Prabowo disebut-sebut memiliki keinginan agar petugas penyelenggara ibadah haji (PPIH) berasal dari unsur TNI-Polri.
IDXChannel - Presiden Prabowo Subianto disebut-sebut memiliki keinginan agar petugas penyelenggara ibadah haji (PPIH) berasal dari unsur TNI-Polri. Namun, keinginan itu tak terealisasi lantaran harus mempertimbangkan unsur masyarakat lainnya yang hendak menjadi PPIH.
Hal itu disampaikan Wakil Ketua Komisi VIII DPR RI Abdul Wachid, saat berpidato di acara pembukaan Pendidikan dan Pelatihan (Diklat) Petugas Penyelenggara Ibadah Haji (PPIH) di Asrama Haji Pondok Gede, Jakarta, Minggu (11/1/2026).
"Tadi disampaikan oleh Pak Wamen, sebenarnya Bapak Presiden mengharapkan petugas haji ini adalah semua dari unsur TNI dan Polri. Tapi Pak Wamen masih bisa menyampaikan pada Bapak Presiden kalau ini TNI Polri bagaimana dengan ormas-ormas yang ingin daftar, kader-kadernya ingin menjadi petugas haji," kata Wachid.
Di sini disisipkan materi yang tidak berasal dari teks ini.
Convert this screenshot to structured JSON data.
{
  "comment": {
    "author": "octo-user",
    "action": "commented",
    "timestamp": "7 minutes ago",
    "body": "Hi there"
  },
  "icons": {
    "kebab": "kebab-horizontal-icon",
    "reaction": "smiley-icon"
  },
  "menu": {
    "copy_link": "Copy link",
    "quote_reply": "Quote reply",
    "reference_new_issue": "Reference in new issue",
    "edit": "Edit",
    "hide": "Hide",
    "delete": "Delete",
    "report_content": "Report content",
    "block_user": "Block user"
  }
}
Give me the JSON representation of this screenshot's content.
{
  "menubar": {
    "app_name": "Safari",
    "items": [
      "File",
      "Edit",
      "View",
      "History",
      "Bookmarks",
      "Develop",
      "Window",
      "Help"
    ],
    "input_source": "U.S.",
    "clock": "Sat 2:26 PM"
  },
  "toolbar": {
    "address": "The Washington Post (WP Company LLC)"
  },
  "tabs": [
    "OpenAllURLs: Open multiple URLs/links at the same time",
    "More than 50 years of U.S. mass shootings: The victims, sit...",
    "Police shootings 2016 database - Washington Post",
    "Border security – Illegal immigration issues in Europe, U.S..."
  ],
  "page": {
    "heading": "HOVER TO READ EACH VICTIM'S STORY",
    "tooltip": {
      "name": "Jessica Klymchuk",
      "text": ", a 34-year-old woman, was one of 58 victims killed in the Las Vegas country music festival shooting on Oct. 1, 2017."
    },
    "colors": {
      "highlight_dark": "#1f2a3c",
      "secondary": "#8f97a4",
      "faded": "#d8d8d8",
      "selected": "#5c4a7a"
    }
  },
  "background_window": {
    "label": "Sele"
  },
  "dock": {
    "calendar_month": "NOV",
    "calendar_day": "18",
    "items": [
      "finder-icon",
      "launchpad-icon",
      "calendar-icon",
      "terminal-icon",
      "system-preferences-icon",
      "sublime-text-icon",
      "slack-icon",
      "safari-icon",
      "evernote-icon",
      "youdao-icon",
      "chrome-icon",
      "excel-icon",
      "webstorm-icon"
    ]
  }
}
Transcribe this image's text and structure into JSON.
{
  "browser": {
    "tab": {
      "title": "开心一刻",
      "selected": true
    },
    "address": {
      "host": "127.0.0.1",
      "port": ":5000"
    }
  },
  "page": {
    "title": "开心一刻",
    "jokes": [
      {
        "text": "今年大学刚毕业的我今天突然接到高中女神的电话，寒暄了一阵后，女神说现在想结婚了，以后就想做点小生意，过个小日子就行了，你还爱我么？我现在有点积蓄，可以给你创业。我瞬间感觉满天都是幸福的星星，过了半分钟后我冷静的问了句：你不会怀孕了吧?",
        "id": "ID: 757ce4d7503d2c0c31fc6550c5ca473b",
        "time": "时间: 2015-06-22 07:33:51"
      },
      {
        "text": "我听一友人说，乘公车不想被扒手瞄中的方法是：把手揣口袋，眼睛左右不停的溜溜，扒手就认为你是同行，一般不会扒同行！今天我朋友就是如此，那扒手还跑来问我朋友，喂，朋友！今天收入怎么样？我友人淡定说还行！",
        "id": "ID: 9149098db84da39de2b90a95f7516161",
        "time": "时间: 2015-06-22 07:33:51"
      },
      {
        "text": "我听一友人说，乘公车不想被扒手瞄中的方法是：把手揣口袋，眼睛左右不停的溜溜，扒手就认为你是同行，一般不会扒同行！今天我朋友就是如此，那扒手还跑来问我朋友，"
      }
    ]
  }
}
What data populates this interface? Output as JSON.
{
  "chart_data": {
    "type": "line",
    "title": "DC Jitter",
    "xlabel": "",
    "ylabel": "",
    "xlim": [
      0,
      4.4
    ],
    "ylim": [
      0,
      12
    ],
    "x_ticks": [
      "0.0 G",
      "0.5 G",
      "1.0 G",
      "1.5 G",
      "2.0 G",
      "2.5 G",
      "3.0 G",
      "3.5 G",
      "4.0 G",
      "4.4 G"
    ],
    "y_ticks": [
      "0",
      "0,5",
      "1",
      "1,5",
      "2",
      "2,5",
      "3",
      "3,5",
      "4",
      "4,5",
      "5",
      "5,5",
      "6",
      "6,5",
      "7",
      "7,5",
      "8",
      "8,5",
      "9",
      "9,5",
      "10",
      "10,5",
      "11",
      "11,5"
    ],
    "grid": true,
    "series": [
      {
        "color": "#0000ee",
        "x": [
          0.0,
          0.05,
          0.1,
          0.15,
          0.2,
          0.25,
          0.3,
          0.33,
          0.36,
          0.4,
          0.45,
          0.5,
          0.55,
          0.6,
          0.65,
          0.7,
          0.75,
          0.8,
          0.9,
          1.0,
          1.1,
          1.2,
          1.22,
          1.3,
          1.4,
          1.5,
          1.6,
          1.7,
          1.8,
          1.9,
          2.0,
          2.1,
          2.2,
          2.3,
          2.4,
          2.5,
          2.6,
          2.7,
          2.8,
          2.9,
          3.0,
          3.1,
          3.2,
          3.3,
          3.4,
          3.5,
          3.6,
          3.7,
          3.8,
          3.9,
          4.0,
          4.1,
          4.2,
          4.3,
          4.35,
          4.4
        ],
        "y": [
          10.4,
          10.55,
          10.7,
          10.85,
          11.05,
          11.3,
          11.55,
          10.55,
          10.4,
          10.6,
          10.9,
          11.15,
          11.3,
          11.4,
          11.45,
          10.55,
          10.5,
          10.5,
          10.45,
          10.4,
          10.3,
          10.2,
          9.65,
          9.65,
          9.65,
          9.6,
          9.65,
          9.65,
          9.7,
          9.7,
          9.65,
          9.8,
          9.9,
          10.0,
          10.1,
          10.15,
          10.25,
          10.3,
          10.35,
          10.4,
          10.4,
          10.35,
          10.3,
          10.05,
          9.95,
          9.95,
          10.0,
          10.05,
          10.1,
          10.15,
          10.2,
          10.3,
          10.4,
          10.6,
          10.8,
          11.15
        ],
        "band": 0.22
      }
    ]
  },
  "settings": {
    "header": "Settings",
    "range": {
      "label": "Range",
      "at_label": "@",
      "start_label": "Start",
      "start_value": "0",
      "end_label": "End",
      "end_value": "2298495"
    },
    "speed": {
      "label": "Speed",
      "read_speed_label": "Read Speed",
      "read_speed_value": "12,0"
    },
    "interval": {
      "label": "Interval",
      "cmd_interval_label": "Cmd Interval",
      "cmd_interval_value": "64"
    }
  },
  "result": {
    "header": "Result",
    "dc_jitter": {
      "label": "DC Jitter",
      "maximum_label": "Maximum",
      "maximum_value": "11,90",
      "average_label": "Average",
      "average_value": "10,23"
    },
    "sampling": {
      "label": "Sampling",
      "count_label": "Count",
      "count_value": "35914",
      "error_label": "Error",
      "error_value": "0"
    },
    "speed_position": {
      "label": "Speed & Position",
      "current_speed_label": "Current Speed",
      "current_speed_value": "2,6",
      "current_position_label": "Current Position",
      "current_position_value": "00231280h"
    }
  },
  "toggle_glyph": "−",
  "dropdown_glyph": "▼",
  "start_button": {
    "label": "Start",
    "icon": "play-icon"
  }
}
Ia pun bersyukur, masih banyak anggota ormas yang masuk menjadi PPIH.
Di sisi lain, Wachid juga bersyukur karena jumlah anggota TNI-Polri yang menjadi PPIH tahun ini naik dibanding tahun lalu.
"Alhamdulillah petugas dari TNI, Polri dua kali lipat dari tahun yang lalu," ujar Wachid.
Ia menilai, keberadaan anggota TNI-Polri sebagai PPIH penting. Terlebih melihat medan di tanah suci yang memerlukan fisik kuar.
"Di Arab Saudi meskipun nanti di bulan Juni sudah mulai memasuki bulan panas, suhu panas dan itu dibutuhkan seorang yang benar-benar patriotis yaitu TNI dan Polri," kata dia.